ここでは、同イベントのゴールドスポンサーであるゲッティ イメージズのアートディレクター・小林正明氏による「これからのクリエイティブフォトグラフィー」と題したセッションの模様をお伝えする。

ゲッティ イメージズ アートディレクター小林正明氏

6つのトレンド

フォトグラフィックなトレンドは、「グリッチ」、「視点」、「超・感覚」

小林氏は冒頭で、ゲッティ イメージズという会社の紹介と自身の役割について簡単に紹介したあと、同セッションの最初のテーマである「広告ビジュアルの潮流」について話し始めた。現在、同社が注目するフォトグラフィックなトレンドとして、「The Glitch/グリッチ」、「Point of View/視点」、「Super Sensory/超・感覚」の3つと、さらに社会的なトレンドとして「Female Rising/女性の台頭」、「Body 2.0/身体2.0」、「The New Old/新しいシニア層」という3つの、合わせて6個のキーワードを挙げた。

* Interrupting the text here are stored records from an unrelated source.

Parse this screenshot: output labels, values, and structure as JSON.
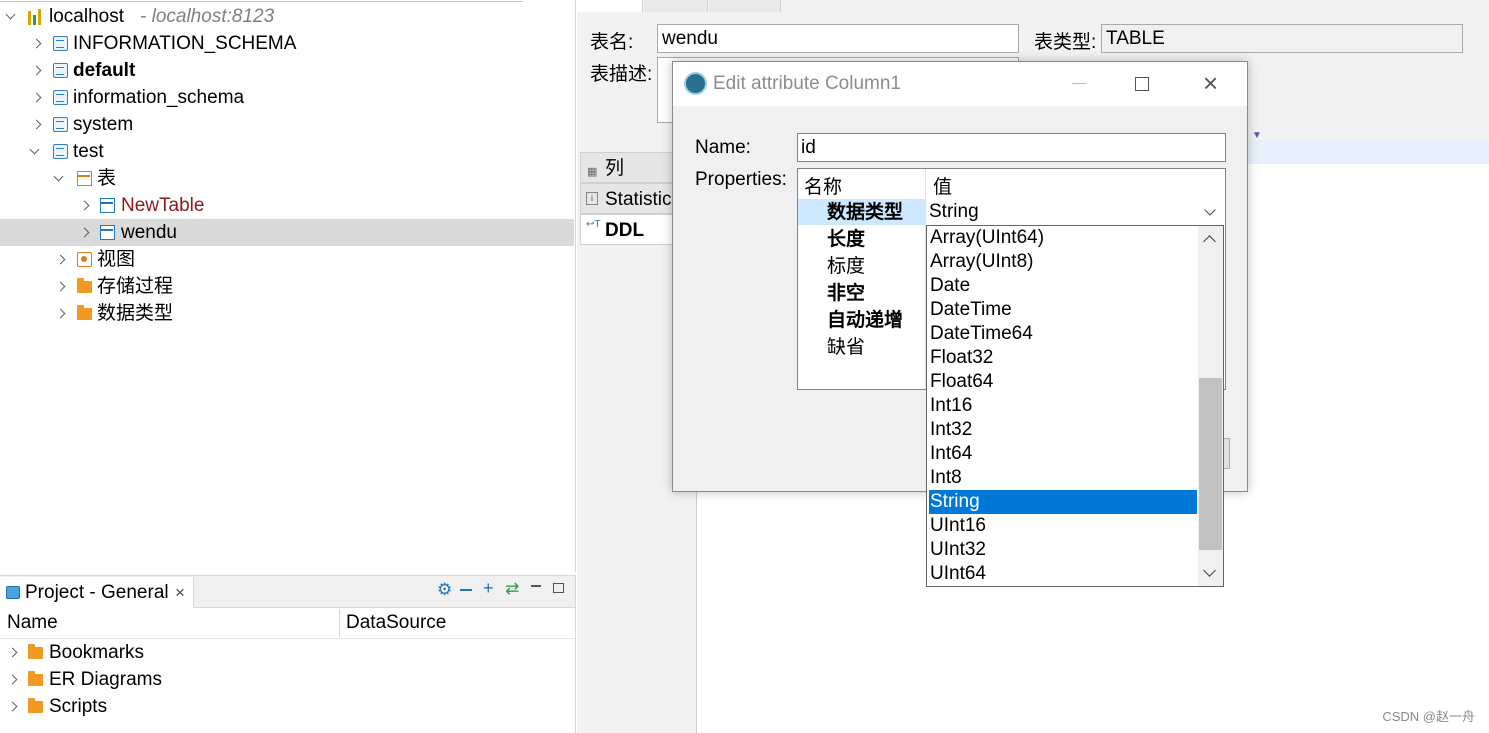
{
  "nav_tree": {
    "connection": {
      "name": "localhost",
      "detail": " - localhost:8123"
    },
    "databases": [
      "INFORMATION_SCHEMA",
      "default",
      "information_schema",
      "system",
      "test"
    ],
    "tables_folder": "表",
    "tables": [
      "NewTable",
      "wendu"
    ],
    "views_folder": "视图",
    "procedures_folder": "存储过程",
    "datatypes_folder": "数据类型"
  },
  "project_panel": {
    "tab_title": "Project - General",
    "columns": [
      "Name",
      "DataSource"
    ],
    "items": [
      "Bookmarks",
      "ER Diagrams",
      "Scripts"
    ]
  },
  "editor": {
    "table_name_label": "表名:",
    "table_name_value": "wendu",
    "table_type_label": "表类型:",
    "table_type_value": "TABLE",
    "description_label": "表描述:",
    "side_tabs": [
      "列",
      "Statistic",
      "DDL"
    ]
  },
  "dialog": {
    "title": "Edit attribute Column1",
    "name_label": "Name:",
    "name_value": "id",
    "properties_label": "Properties:",
    "props_header": [
      "名称",
      "值"
    ],
    "props": [
      {
        "name": "数据类型",
        "value": "String"
      },
      {
        "name": "长度",
        "value": ""
      },
      {
        "name": "标度",
        "value": ""
      },
      {
        "name": "非空",
        "value": ""
      },
      {
        "name": "自动递增",
        "value": ""
      },
      {
        "name": "缺省",
        "value": ""
      }
    ]
  },
  "type_dropdown": {
    "selected": "String",
    "options": [
      "Array(UInt64)",
      "Array(UInt8)",
      "Date",
      "DateTime",
      "DateTime64",
      "Float32",
      "Float64",
      "Int16",
      "Int32",
      "Int64",
      "Int8",
      "String",
      "UInt16",
      "UInt32",
      "UInt64"
    ]
  },
  "watermark": "CSDN @赵一舟",
  "colors": {
    "accent": "#0078d7",
    "folder": "#f09a25",
    "table_icon": "#1f78c1"
  }
}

最初の「The Glitch/グリッチ」とは、ノイズ、壊れた美しさ、不協和音といったイメージを持つ写真。有名ブランドのポスターを例に挙げ、特に最近のファッション業界では、ノイズが含まれるような「壊れた美しさ」を表現したビジュアルを良しとする傾向があるという。同社が販売するストックフォトの中でも、フランシス・ベーコンの絵画を思わせるような顔写真をはじめ、5年前なら販売できないような白飛びした写真、インスタグラムのようなアナログ風の色使いの写真などを紹介した。

「The Glitch/グリッチ」(壊れた美しさ)を表す写真

次の「Point of View/視点」は、最近増えてきたユニークな視点からの写真だ。昨年、アメリカの国民的行事とも言えるNFLの優勝決定戦「スーパーボウル」のハーフタイムでも流された、アクションカメラ「Go Pro」のTVCMのビデオを紹介。同社でもGo Proをオクトコプターに搭載して空撮した、これまで見たこともないような映像作品が増えていることを明かし、「機材の進化」が新しい視点を提供してくれると述べた。

「Point of View/視点」として、「Go Pro」のTVCM動画(左)とさまざまな視点からの写真(右)を紹介

そして3つめの「Super Sensory/超・感覚」は、何かに触れる、味わえる、聴けるなど、感覚に直接訴求するようなビジュアルのことで、今ブランドが強く求めている写真だという。これはとても深くて広いテーマであり、フォトグラファーから提案される写真は百人百様であったということだ。